WO students’ sleep paralysis experiences

May 16, 2016
“It felt like I couldn’t breathe, and it was like I was stuck in a dream, but I also knew I was awake. I yelled my brother’s name, but once it stopped, I wasn’t yelling his name at all. It feels like you can’t get up. There’s a lot of pressure on you, and the more you try to get up, it feels like you’re running out of breath. Another time this happened to me, I got dragged out of bed and it was blurry, and I felt numb, and the next morning I woke up on the floor,” Soph. Jennifer Cortez said.
Sleep paralysis is scary. A person experiences this while sleeping, but suddenly wakes up and is unable to move, speak, or comprehend what is happening to them. This most often occurs in people who have narcolepsy,a sleeping disorder, or sleep apnea, also a sleeping disorder, but it can affect anyone.

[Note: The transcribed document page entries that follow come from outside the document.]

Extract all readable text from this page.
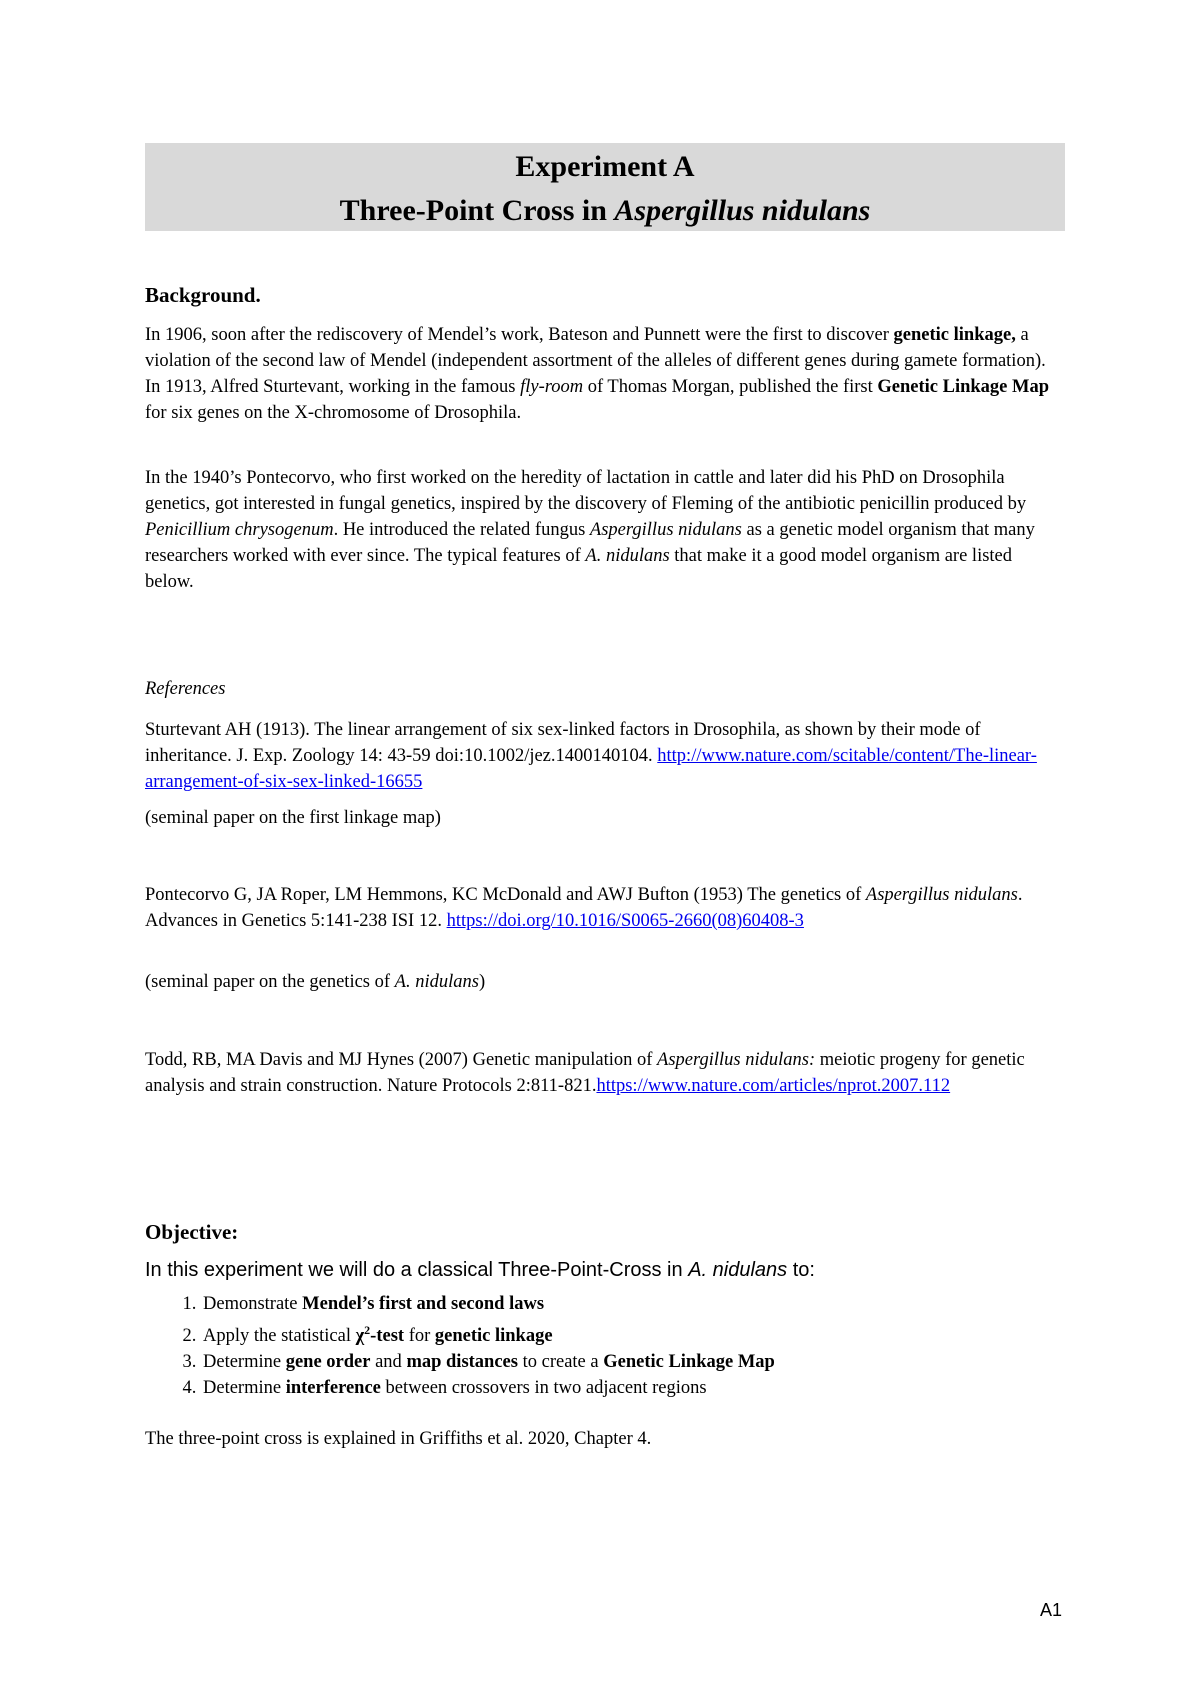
Experiment A
Three-Point Cross in Aspergillus nidulans
Background.
In 1906, soon after the rediscovery of Mendel’s work, Bateson and Punnett were the first to discover genetic linkage, a violation of the second law of Mendel (independent assortment of the alleles of different genes during gamete formation). In 1913, Alfred Sturtevant, working in the famous fly-room of Thomas Morgan, published the first Genetic Linkage Map for six genes on the X-chromosome of Drosophila.
In the 1940’s Pontecorvo, who first worked on the heredity of lactation in cattle and later did his PhD on Drosophila genetics, got interested in fungal genetics, inspired by the discovery of Fleming of the antibiotic penicillin produced by Penicillium chrysogenum. He introduced the related fungus Aspergillus nidulans as a genetic model organism that many researchers worked with ever since. The typical features of A. nidulans that make it a good model organism are listed below.
References
Sturtevant AH (1913). The linear arrangement of six sex-linked factors in Drosophila, as shown by their mode of inheritance. J. Exp. Zoology 14: 43-59 doi:10.1002/jez.1400140104. http://www.nature.com/scitable/content/The-linear-arrangement-of-six-sex-linked-16655
(seminal paper on the first linkage map)
Pontecorvo G, JA Roper, LM Hemmons, KC McDonald and AWJ Bufton (1953) The genetics of Aspergillus nidulans. Advances in Genetics 5:141-238 ISI 12. https://doi.org/10.1016/S0065-2660(08)60408-3
(seminal paper on the genetics of A. nidulans)
Todd, RB, MA Davis and MJ Hynes (2007) Genetic manipulation of Aspergillus nidulans: meiotic progeny for genetic analysis and strain construction. Nature Protocols 2:811-821.https://www.nature.com/articles/nprot.2007.112
Objective:
In this experiment we will do a classical Three-Point-Cross in A. nidulans to:
1. Demonstrate Mendel’s first and second laws
2. Apply the statistical $\chi^2$-test for genetic linkage
3. Determine gene order and map distances to create a Genetic Linkage Map
4. Determine interference between crossovers in two adjacent regions
The three-point cross is explained in Griffiths et al. 2020, Chapter 4.
A1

Even though many WO students have experienced sleep paralysis, these specific students have experienced sleep paralysis more than once. Soph. Maria Garcia has experienced sleep paralysis more than three times. “I knew that I was sleeping, but my eyes were wide open. I felt like I couldn’t move at all, like I was paralyzed. Then, suddenly I see like this shadow come towards me and I tried to scream for help but I just couldn’t. So, it kind of felt like I was in a dream, but, then again, I knew that I wasn’t. This was probably the scariest situation that has ever happened to me.”
Frightening presences and hallucinations vary each WO student who has experienced sleep paralysis. “One specific time I saw my eyes open slowly. I was staring at the ceiling, but I couldn’t move anything. I tried my hardest to move my limbs, but I could not. The scariest part is that I felt a presence in the room. I don’t know what it was, but I felt it approaching me. Then, I woke up. Another time, when I had sleep paralysis, the [presence] was an alien, and I thought I was being legitimately abducted. I felt myself falling out of my bed. However, when I woke up, I was just laying regularly on my bed. Sleep paralysis is very mysterious and no one really knows how to control it,” Sr. Austin Book said.

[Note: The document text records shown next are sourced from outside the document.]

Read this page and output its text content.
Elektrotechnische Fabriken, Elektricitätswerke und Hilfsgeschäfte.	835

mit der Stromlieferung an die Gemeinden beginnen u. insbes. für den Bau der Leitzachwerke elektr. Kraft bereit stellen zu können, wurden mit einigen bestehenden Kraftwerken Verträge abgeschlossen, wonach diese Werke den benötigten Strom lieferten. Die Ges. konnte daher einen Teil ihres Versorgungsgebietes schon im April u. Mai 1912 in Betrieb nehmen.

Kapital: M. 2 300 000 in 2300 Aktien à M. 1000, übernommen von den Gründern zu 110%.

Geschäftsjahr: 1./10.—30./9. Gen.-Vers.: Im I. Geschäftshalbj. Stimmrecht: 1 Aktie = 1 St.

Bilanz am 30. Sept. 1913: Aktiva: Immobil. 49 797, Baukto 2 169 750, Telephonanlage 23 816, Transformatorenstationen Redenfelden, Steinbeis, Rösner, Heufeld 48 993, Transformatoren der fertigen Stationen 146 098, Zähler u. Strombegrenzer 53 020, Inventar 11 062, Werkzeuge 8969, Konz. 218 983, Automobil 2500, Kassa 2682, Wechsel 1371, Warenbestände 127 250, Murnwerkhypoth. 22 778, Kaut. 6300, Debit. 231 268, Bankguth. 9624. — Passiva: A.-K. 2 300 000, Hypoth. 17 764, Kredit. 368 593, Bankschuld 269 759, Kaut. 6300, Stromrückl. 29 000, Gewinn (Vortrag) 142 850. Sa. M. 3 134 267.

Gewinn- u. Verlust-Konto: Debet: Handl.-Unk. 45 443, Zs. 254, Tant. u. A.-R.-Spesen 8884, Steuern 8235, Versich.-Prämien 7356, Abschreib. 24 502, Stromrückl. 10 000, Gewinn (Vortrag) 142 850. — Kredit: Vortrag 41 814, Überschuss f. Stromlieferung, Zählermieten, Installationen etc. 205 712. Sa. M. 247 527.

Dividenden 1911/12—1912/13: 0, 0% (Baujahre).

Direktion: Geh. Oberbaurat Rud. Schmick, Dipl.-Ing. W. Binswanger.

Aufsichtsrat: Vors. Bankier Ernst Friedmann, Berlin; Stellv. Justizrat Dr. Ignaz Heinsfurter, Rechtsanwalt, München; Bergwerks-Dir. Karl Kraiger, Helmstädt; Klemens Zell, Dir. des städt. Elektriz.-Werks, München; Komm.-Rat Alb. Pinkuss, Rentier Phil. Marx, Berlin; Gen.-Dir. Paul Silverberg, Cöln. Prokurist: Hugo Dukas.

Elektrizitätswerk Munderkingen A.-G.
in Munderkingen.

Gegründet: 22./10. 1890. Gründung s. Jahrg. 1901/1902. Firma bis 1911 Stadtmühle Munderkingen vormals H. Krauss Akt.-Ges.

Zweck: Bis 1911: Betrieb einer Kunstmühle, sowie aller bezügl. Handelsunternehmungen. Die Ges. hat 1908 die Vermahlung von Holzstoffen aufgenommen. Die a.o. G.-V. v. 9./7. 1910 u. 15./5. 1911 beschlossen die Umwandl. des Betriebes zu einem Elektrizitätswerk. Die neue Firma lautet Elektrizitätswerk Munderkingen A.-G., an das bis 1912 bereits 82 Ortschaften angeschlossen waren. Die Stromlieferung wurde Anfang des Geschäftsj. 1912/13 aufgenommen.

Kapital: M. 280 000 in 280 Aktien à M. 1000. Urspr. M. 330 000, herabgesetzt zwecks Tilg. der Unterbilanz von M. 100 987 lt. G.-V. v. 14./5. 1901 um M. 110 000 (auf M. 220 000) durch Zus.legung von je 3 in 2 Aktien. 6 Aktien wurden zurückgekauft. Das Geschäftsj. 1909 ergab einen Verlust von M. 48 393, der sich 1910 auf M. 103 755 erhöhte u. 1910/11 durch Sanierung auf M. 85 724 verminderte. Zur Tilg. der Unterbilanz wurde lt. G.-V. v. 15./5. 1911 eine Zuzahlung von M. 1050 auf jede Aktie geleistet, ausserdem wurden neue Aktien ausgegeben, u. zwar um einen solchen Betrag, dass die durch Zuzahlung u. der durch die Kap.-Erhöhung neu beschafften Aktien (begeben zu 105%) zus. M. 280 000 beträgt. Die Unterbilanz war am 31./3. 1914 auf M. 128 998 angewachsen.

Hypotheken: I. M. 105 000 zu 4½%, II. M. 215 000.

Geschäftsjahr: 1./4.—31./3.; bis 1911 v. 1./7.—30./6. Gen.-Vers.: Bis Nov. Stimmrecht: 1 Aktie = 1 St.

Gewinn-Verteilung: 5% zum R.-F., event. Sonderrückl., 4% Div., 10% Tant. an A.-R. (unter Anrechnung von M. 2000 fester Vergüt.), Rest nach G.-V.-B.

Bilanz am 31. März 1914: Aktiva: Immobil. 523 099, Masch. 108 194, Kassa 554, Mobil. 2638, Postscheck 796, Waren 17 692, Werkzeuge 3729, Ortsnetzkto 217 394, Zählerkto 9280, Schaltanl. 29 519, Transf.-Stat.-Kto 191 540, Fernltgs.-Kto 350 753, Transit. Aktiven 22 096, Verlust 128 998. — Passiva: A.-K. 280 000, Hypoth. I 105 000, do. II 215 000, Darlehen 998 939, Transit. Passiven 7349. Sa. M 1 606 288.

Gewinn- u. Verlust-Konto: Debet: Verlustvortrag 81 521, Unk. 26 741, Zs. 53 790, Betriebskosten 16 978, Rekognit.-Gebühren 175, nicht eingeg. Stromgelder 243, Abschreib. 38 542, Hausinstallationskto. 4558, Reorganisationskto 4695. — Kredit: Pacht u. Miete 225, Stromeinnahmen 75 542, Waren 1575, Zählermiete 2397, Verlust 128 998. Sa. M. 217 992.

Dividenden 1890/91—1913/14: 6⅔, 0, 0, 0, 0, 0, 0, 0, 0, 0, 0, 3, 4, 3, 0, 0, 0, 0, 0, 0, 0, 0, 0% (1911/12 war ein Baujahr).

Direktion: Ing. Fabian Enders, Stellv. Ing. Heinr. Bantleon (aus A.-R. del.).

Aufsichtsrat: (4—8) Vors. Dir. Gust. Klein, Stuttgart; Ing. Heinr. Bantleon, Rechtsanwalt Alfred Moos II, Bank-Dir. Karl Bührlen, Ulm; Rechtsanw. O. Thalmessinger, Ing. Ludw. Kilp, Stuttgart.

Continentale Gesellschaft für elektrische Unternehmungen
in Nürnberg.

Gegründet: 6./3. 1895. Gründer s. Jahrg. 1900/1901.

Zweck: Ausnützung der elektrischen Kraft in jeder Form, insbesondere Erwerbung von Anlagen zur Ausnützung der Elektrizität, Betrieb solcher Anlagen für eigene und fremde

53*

Although these presences aren’t very realistic, these visions are necessarily “real” during sleep paralysis. “I knew I was in sleep paralysis because I had read about it and knew what it was supposed to be like. At first, I thought I was having a really bad dream, but then I realized that I was ‘awake’ and couldn’t move. My eyes were open, and I was seeing a bunch of moths surrounding me, but I couldn’t scream or move away. It was terrifying. The morning after I woke up, I remember asking my mom why she didn’t come in my room even though I was screaming for her, and she said she didn’t hear me. It only happened to me once, and I really hope it doesn’t happen again because I felt like I had no control, and honestly I thought the moths were going to kill me,” Jr. Lexi Manning said.

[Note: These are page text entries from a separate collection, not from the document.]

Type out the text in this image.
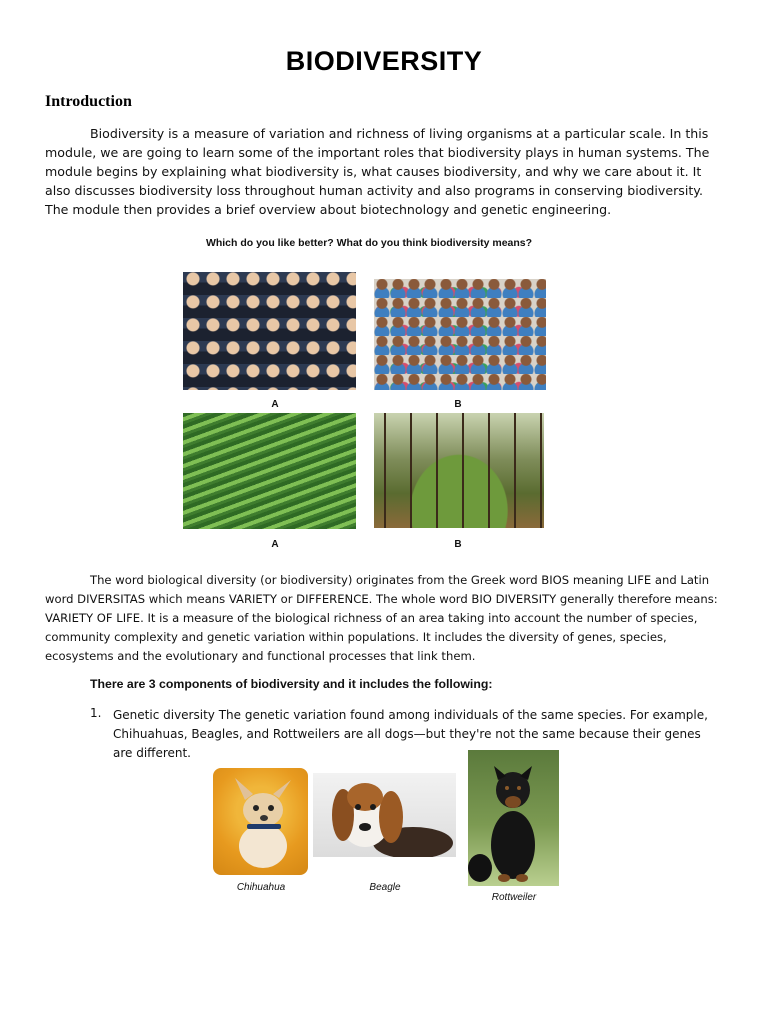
BIODIVERSITY
Introduction
Biodiversity is a measure of variation and richness of living organisms at a particular scale. In this module, we are going to learn some of the important roles that biodiversity plays in human systems. The module begins by explaining what biodiversity is, what causes biodiversity, and why we care about it. It also discusses biodiversity loss throughout human activity and also programs in conserving biodiversity. The module then provides a brief overview about biotechnology and genetic engineering.
Which do you like better? What do you think biodiversity means?
A	B
A	B
The word biological diversity (or biodiversity) originates from the Greek word BIOS meaning LIFE and Latin word DIVERSITAS which means VARIETY or DIFFERENCE. The whole word BIO DIVERSITY generally therefore means: VARIETY OF LIFE. It is a measure of the biological richness of an area taking into account the number of species, community complexity and genetic variation within populations. It includes the diversity of genes, species, ecosystems and the evolutionary and functional processes that link them.
There are 3 components of biodiversity and it includes the following:
1. Genetic diversity The genetic variation found among individuals of the same species. For example, Chihuahuas, Beagles, and Rottweilers are all dogs—but they're not the same because their genes are different.
Chihuahua	Beagle
Rottweiler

These phantom ghost like creatures upon you are no joke when experiencing sleep paralysis. “I suddenly opened my eyes, but I knew that I was still sleeping. I felt so scared. I could feel something come on to me like some type of dark shadow that sort of looked like an alien, and I had no idea what it was. I tried screaming for my dad, but it was like no one could hear me. I then felt something slowly take my blanket off of me. It sounds like a dream, but I knew I wasn’t in a dream. I finally woke up in the morning with my blanket by my closet door, and I had asked my dad if he heard me calling him and he said no. I don’t think this is diagnosable. I think whoever gets it, gets it. But, it really is a scary thing to experience,” Jr. Amy Velazquez said.
When you call for help but no sound comes out of your mouth, no one can hear you, your limbs are paralyzed, and you can’t move at all. This is called Sleep Paralysis, and many students here at West Ottawa have experienced it.